Published: June 4, 2025
A team of researchers at Stanford University has developed a machine learning–driven strategy to re engineer the human protein zinc finger protein in a way that may reduce immune rejection risk in gene and cell therapies. The study, published in Cell Systems paper (Machine-guided dual-objective protein engineering for deimmunization and therapeutic functions). , introduces a new method to optimize protein functionality while minimizing the triggering adverse immune responses—an issue that remains in the immunology.
The work, led by Dr. Xiaojing Gao, assistant professor of chemical engineering, represents a careful blend of synthetic biology and computational protein design. Instead of introducing foreign proteins that the body may recognize as danger, the researchers aimed to design human-based proteins that less likely rejected by the immune system.
The Challenge of Immunogenicity in Therapeutics
Gene therapies like CAR-T and CRISPR hold great promise for treating a range of conditions—from cancer to rare genetic disorders. However, their effectiveness can be compromised when the immune system reacts to engineered components, particularly those derived from bacteria, virus or non-human organisms.
“We asked a simple question,” Dr. Gao explained. “Why not design therapies that are less likely to trigger an immune response from the start?”

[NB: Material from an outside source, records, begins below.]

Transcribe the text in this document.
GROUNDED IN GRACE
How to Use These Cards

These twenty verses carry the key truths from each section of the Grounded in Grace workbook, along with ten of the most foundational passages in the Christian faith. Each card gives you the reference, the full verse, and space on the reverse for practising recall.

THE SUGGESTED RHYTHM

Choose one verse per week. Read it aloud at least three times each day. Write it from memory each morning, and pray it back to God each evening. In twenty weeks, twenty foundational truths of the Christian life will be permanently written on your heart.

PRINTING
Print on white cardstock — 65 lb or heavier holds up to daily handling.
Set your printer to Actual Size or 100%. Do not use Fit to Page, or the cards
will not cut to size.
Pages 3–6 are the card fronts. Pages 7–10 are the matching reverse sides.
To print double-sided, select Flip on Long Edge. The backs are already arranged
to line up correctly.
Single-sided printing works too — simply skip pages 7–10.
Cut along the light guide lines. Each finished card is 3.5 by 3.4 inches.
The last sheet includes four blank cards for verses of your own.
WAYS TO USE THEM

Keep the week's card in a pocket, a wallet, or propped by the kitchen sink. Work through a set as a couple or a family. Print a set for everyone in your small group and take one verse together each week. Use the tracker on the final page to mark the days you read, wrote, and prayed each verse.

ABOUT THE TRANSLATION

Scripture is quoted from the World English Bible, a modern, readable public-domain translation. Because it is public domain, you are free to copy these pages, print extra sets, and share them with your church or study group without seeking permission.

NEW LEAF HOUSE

Their answer: Use proteins already found in the human body and redesign them to serve new therapeutic roles. That led them to zinc finger proteins—naturally occurring DNA-binding proteins with a long history in genetic regulation.
Designing Smarter Zinc Fingers
Zinc fingers are ideal candidates because they already play a role in regulating genes and are less likely to be flagged as foreign. But to use them effectively in gene therapy, they need to be customized to target new, specific locations in the genome.
To do this, Gao’s team developed a three-step machine learning framework:
- Target Matching: The first model predicts which zinc finger combinations can be assembled to bind a specific DNA sequence. This lets the team design custom “arrays” of zinc fingers capable of targeting virtually any genetic region.
- Immune Risk Screening: The second model evaluates the potential immunogenicity of the newly created junctions between individual zinc finger domains. These junctions don’t naturally exist in the body, so predicting whether they might trigger an immune response is critical. This model was trained on cancer vaccine data to estimate immune sensitivity.
- Function Optimization: Finally, the team applied a protein language model to fine-tune the functionality of the zinc fingers. This model suggested precise mutations to boost binding strength or stability—without increasing the risk of immune detection.
Each candidate design had to pass both the immune risk screen and the performance test before moving forward.
What the Results Showed
After building several candidate arrays, the team compared their performance to unmodified zinc fingers in lab tests. The original versions increased gene expression by two- to six-fold, while the AI-enhanced designs showed comparable or better performance, all while carrying a lower predicted risk of immune response.
“This isn’t about building a completely new tool,” said lead author Eric Wolsberg, a PhD student in chemical engineering. “It’s about making smarter use of the tools we already have—guided by AI.”
Implications for Future Therapeutics
This research demonstrates a practical way to reduce the immune risks that limit current therapeutic approaches. Instead of trial-and-error approaches that often face setbacks in clinical trials, this method integrates immune safety early in the design process.
While more testing is needed before clinical translation, the approach could help developers build safer, more personalized gene therapies in the near future.
Most importantly, this work underscores the growing role of AI in biotechnology—not to replace human scientists, but to enhance their ability to design safer, more effective treatments from the ground up.